L'articolo 1 dei 10 emendamenti della costituzione del 1791 dice sempre in
senso negativo : " il congresso non potrà fare alcuna legge per il
riconoscimento di qualsiasi religione o per proibirne il libero culto o per
limitarne la libertà di parola o di stampa o il diritto dei cittadini di riunirsi in
forma associata". Mentre le nostre costituzioni o le costituzioni in generale dei
paesi europei garantiscono tutti questi diritti in positivo,quindi ad esempio, il
nostro articolo 19 della costituzione ci dice infatti che tutti sono uguali ,senza
distinzione, che tutti hanno il diritto di professare liberamente la propria fede,in
forma individuale o associata e quindi il diritto di riunirsi. Qui (negli articoli che
stiamo considerando, art.7 della costituzione americana del 1788 e
primo emendamento della costituzione del 1791) invece è detto al contrario,
ovvero che il congresso non potrà fare alcuna legge né per riconoscere una
religione né per proibirne il culto, quindi è proprio lo stato che fa un passo
indietro e afferma quasi la sua incompetenza religiosa nella forma più
ampia perché anche nell'articolo 7 della nostra costituzione si dice che lo stato
e la chiesa sono indipendenti e sovrani , ma lì è del tutto diverso il senso che
ha questa norma.

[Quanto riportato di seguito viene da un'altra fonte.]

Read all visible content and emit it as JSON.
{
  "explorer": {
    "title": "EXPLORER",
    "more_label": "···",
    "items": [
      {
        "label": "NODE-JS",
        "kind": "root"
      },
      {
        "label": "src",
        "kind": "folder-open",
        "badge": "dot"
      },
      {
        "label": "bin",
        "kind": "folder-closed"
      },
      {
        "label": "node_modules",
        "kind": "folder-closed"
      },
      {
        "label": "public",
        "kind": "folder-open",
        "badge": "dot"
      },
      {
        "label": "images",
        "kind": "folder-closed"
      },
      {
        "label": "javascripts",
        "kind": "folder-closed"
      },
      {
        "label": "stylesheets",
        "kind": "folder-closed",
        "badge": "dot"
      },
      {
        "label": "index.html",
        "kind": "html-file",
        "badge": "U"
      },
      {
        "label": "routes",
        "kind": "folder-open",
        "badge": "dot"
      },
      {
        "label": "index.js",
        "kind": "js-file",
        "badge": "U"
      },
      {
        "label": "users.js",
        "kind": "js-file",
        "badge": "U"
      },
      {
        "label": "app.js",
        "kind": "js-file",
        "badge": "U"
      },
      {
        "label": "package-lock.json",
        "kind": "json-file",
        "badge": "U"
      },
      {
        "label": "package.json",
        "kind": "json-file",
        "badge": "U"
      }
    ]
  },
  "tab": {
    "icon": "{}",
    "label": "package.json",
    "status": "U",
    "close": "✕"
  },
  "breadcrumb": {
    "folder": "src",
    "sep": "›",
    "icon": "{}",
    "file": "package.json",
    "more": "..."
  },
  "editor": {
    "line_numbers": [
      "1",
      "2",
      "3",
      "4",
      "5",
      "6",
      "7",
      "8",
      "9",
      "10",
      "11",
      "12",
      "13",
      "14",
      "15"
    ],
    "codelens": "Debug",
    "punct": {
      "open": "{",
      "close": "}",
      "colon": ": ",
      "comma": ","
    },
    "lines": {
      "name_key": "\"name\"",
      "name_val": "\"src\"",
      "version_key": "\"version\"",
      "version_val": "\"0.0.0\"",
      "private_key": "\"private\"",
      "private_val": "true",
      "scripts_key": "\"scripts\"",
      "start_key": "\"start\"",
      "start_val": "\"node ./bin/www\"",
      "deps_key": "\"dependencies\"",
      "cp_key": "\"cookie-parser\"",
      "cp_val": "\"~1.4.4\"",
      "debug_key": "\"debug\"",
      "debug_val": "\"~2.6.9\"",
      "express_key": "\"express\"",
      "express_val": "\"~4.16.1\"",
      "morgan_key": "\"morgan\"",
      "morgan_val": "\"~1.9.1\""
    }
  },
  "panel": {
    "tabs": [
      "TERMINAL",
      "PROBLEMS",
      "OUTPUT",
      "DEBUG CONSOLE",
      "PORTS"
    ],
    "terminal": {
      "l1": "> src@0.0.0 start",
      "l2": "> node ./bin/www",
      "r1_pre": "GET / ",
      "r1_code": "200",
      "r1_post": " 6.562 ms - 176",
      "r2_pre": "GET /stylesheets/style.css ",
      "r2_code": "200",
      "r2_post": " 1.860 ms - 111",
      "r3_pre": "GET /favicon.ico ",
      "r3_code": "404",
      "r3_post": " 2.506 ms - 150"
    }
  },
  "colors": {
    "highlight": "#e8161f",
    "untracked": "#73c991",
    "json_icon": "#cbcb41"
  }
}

Invece qui c'è proprio lo stato che dice che qualsiasi evento
che vada a intaccare quelle che sono le manifestazioni della fede religiosa
o l'attività religiosa, non può essere preso in considerazione in nessun modo
dallo stato , né per dare meriti, né per discriminare.
In realtà noi vedremo che questo è cosi però fino a un certo punto perché
anche in America vi è in realtà una religiosità diffusa e questo noi lo vediamo
nella prassi dei tribunali quando si inizia un processo, si parla sempre in
generale nel nome di Gesù, della Bibbia, della chiesa oppure anche ai testimoni
ad esempio viene fatto giurare nel nome della Bibbia, però essendoci fede
diverse ci si rivolge a un Dio che può essere di tutti. Come possiamo ben
capire, da questo punto di vista lo stato non è proprio separatista, nel senso
che lo stato riconosce anche in qualche modo e da una maggiore enfasi
all'elemento religioso, ma non fa le distinzioni tra una religione e un'altra.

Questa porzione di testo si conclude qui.